How 'Hold My Guns' Is Changing the Narrative Around Gun Owners and Mental Health

(AP Photo/Keith Srakocic)

While the gun control lobby is working to make it as easy as possible to strip citizens of their Second Amendment rights through “red flag” laws and using mental health holds as a basis for disqualification, some gun owners are taking a more constitutionally sound approach to helping gun owners who might be dealing with a mental health crisis; either their own or another household member.


Organizations like Walk the Talk America are doing incredible work in improving access to mental health care for gun owners, while other activists like Kathleen Gilligan are focusing on preventing veteran suicide. Then there’s Hold My Guns, which works with gun stores around the country to provide a secure place for gun owners to temporarily store their firearms when needed. Josh Rowe, the owner of Allegheny Arms and Gun Works, is the first FFL in the Pittsburgh area to partner with the group, and along with other participating gun shops across the country, took in dozens of firearms on a temporary basis this year.

At Allegheny Arms, anyone who wants to store their firearms can simply walk up the counter, and inquire about the service. Mr. Rowe’s employees will only ask how many firearms they would like to store, and provide them with a contract. Employees will answer any questions patrons have, and ask for a copy of the patron’s license or other identification. After a $20 deposit, the firearm is signed into inventory.

”It’s a pretty straightforward process,” he said.

In 2022, approximately 120 guns were stored using the service.

The service is part of a partnership with the nonprofit Hold My Guns, whose mission statement is “to connect responsible firearm owners with voluntary, private off-site storage options, through our national network of partnering gun shops and Federal Firearm Licensees, during times of mental health crisis or personal need.”

”Hold My Guns commends veteran-owned Allegheny Arms in Pittsburgh for their leadership and genuine care for the community,” said Sarah Joy Albrecht, the founder of HMG. “Their dedication to promoting voluntary firearms storage, fostering personal responsibility, and actively engaging the firearms community sets a commendable example.”


The service isn’t just for those worried about their mental health or the health of someone in their home. Rowe says most of the guns that he’s stored were brought in by gun owners who were leaving town and wouldn’t be around to ensure they weren’t stolen, for instance. But Albrecht says that Hold My Guns has also allowed domestic violence victims and those experiencing homelessness to enter a shelter knowing that their guns would be secure. And instead of a top-down storage mandate from the state or the creation of Extreme Risk Protection Orders, Albrecht believes the grassroots approach is going to be far more successful.

Ms. Albrecht argues that legislative decisions make gun owners “feel like their rights are being stripped away,” and HMG has been successful thus far because it “gained the trust of the community.”

”It’s an organization that comes from within the firearms community,” she said. “We are all either range safety officers, instructors or work for ranges and gun shops.”

HMG has been championed by the Pennsylvania Department of Military and Veteran Affairs, which called the service “a viable alternative that saves lives.”
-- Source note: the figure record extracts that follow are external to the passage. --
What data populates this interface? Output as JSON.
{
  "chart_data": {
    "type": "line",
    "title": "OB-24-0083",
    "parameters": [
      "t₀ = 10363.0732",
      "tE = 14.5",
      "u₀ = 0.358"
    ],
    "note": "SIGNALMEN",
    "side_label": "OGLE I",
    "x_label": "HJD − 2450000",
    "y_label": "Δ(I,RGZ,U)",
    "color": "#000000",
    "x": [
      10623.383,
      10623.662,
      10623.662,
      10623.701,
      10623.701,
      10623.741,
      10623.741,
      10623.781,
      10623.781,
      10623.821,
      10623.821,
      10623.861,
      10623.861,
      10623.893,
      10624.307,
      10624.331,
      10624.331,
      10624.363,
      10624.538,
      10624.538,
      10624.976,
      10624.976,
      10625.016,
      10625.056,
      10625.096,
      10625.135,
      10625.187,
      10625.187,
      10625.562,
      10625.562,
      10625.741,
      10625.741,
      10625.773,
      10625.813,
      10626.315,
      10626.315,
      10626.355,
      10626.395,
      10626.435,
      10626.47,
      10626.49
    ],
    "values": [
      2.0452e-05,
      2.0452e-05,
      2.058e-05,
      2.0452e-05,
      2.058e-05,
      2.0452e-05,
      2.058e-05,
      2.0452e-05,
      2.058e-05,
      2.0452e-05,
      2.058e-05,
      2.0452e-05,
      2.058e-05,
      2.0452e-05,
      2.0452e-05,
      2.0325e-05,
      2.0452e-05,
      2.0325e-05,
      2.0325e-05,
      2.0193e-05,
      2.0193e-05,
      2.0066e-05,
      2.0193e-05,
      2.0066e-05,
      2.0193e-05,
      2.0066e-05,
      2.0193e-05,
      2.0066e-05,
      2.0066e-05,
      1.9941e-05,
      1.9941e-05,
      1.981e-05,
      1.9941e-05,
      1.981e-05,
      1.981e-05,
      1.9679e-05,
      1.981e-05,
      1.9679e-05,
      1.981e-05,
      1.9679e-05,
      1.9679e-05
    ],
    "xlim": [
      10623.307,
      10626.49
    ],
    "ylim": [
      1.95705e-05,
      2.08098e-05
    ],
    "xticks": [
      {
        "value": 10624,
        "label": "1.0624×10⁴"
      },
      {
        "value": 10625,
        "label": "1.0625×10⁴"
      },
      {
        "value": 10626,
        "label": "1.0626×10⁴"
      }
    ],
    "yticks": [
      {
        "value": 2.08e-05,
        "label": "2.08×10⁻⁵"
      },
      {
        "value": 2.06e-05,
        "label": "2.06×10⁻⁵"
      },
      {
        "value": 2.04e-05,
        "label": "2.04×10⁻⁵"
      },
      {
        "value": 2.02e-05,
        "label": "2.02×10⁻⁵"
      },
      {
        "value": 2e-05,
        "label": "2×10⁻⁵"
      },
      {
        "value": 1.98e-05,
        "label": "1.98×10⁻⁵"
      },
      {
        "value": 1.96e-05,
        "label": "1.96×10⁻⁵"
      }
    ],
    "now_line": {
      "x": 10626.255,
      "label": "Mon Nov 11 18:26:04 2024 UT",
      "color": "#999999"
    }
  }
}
”[We recognize] the need to promote responsible gun ownership for all of our citizens but in particular for our transitioning service members, veterans and their families,” said Richard Hamp, the special assistant to the deputy adjutant general for veteran affairs. “Hold My Guns is a valuable partner within the commonwealth.”


I have not had to avail myself of the services that Hold My Guns offers, and honestly, if I did I doubt I’d publicize my decision to temporarily remove my guns from my home, at least while they were gone. But I have no trouble whatsoever stating that I’m more than willing to take advantage of what Hold My Guns is providing if I ever feel that it’s appropriate or necessary to have someone hold on to my firearms for a short period of time. I haven’t felt the need to do so in the past, but you never know what the future holds, and I’m glad that Hold My Guns is working to make that an option for as many gun owners as possible.

The narrative that gun owners don’t care about struggles with mental health or suicides couldn’t be further from the truth, and I’m glad to see Hold My Guns getting some positive press in the mainstream media. The organization is relatively new and still has plenty of room to grow, with just eight FFLs participating at the moment, and I hope that in the new year we’ll see dozens of FFLs around the country partner with the group in their life-saving mission. For more information, check out Hold My Guns online, and don’t be afraid to encourage your own local gun shop to reach out and get involved as well.

Editor’s Note: a previous version of this story stated that Allegheny Arms and Gun Works took in dozens of firearms temporarily this year, but that figure was for every participating gun store working with Hold My Guns. Bearing Arms regrets the error.